At the same time Angelo slid his chair back with a loud screech across the marble. “Get the fuck out! No!”
“What the fuck?” Nova shook his head and agreed with Angelo, “No. She wants you to come on her face or she won’t fuck you? You’re making that shit up.”
“My hand to God.” Tino raised his hand. “On Ma’s grave.”
Nova hit his shoulder the second the words left Tino’s mouth.
Romeo practically jumped over the kitchen counter to smack the back of his head. “You don’t swear on Ma for something like that!”
Tino leaped out of the chair and dodged a genuine hit from Romeo. Except Nova was helping him and grabbed Tino’s sleeve. Tino had to kick Nova’s thigh to break free. By some miracle he managed to get away from both of them, cleared the table, and ran into the living room, laughing his ass off.
When he took to the couch, Romeo shouted, “Valentino! No!”
He jumped up onto the edge of it so that he was towering over all of them. “Dare me!” he told Angelo, who was the only one not totally disgusted with him.
“No!” Nova shouted before Angelo could dare him. “You’re gonna bust your ass. Don’t you fucking dare him, Angelo!”
“Go for it!” Angelo shouted.
So Tino did it, a full front tuck off the edge of the couch.
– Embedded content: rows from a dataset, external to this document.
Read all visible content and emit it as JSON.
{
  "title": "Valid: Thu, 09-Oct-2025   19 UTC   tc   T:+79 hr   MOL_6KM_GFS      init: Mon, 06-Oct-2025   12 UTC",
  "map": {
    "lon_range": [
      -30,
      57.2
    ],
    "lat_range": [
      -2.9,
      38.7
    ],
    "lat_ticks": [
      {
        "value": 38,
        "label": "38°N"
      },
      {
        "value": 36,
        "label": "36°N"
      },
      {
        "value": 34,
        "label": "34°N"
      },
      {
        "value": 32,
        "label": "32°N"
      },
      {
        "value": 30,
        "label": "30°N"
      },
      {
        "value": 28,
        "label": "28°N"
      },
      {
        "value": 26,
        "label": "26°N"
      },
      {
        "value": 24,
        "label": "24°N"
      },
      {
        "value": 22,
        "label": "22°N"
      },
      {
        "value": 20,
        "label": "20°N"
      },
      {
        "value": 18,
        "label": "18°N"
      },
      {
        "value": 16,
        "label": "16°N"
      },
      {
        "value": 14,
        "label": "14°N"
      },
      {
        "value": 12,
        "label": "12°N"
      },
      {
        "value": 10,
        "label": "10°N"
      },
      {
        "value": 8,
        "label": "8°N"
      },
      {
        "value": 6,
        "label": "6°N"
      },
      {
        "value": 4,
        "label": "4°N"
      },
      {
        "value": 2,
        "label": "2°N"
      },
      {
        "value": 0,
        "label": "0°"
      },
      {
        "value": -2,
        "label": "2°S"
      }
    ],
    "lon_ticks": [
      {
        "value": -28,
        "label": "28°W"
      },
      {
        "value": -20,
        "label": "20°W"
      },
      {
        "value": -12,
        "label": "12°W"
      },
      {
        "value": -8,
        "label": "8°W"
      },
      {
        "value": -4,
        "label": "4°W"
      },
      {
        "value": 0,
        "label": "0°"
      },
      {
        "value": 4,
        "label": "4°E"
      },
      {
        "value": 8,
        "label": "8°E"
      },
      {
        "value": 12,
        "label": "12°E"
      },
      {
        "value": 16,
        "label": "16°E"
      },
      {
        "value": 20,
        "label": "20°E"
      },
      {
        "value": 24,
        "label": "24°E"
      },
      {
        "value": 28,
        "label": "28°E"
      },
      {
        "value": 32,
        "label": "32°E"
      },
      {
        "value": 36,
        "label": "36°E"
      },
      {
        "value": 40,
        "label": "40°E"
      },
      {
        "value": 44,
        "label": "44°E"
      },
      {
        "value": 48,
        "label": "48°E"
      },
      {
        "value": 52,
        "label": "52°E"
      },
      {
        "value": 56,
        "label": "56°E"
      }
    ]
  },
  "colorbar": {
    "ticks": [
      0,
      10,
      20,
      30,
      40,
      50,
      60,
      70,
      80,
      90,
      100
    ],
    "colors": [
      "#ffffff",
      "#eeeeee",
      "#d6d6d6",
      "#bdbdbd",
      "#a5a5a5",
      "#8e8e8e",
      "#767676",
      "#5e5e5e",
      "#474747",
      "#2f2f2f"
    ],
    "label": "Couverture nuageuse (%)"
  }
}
He should’ve busted his ass in such a small area, but life had taught him how to land on his feet even when it should be impossible.
Both his brothers shouted as he did it, and stood there pissed when Angelo came up and gave Tino a high five after he threw up his hands in triumph.
Then Angelo asked, “Did you do it? On her face?”
Tino pulled back and looked at his cousin. “Of course I did it.”
Romeo just crossed himself rather than say anything.
“If it’s her thing, who am I to begrudge her,” Tino went on as his phone beeped in his pocket. He pulled it out, seeing that it was a message from Carlo, who borrowed neighborhood teenagers’ phones to text since he was old-school and hated cells. “Gotta go, kids. It’s been fun.”
“It’s eight in the morning,” Romeo said in disbelief. “You’re getting booty calls before noon?”
“There’s no wrong time for a booty call.” Tino grabbed Romeo’s face and tugged him down to kiss his forehead. “Ti voglio bene.” Then he reached out and hit Nova’s shoulder. “I gotta go down and grab my helmet from your place.”
“I’ll walk you,” Nova said.
“What about breakfast?” Romeo asked.
“I’ll take it with me and eat it on the way down.”
Tino ended up holding a plate in the elevator, swallowing his breakfast whole in a way Romeo would definitely bitch about, as Nova stood silently beside him.
Tino was still eating as they walked down the hallway to Nova’s apartment, when his brother asked, “Was it true?”
Tino frowned at him. “Was what true?”
“The story?”
“That I met a girl at La Bomba? No. I was with Bri and Carina at La Bomba. I don’t pick up women when I’m working.” Tino took a bite of his bacon but then glanced back at Nova, who was standing there staring at him instead of opening the door. “What?”
“You tell it like it’s true,” Nova whispered. “You just lie like it’s easier than telling the truth.”
Tino held up his hand, because what did Nova expect from him? “You lie too, motherfucker.”
“Not like you.” Nova opened the door, clearly still miserable. “I’m not a different person for everyone. I’m still me. I just don’t tell them everything.”
Tino took a mental note not to knock Nova out again if it made him this sulky and introspective. Not exactly how he wanted to go out on a job. He was superstitious. It’d be his luck to get iced the one time he was fighting with Nova and leave his brother miserable for eternity.
“It was half-true, if that makes you feel better,” Tino said as he walked in. He went to the kitchen and stood there, quickly finishing his breakfast. “All of it’s half-true, Casanova. They’re not all lies.”
Nova shrugged. “What half?”
Tino smirked and looked up at him. “The coming-on-her-face part. That was true. I did know a chick who was into it. Didn’t even want sex. Oral. Nothing. All she wanted was that. I’ve done a lotta weird shit, but that was easily top ten.”
“When—” Nova shrugged again, obviously uncomfortable, because they didn’t talk about the past much. “With the Brambinos. For them.”
Tino nodded. “Yeah.”
“This woman paid you for that?”
“Well, she didn’t pay me. She paid someone.”
“It wasn’t—” Nova started, still looking uncomfortable. “Was it—” Nova looked away and nearly choked when he said, “It wasn’t Mary?”
“Are you fucking kidding?” Tino laughed. “Mary would lose her mind if someone came on her face. In her hair? She’s a freak about her hair. Madonn’, just talking about it makes my stomach hurt. No. No one is coming on Mary’s face. Not even Frankie. She’d cut it off in his sleep.”
Nova was silent for a moment before he said, “You never talk about what happened with Mary.”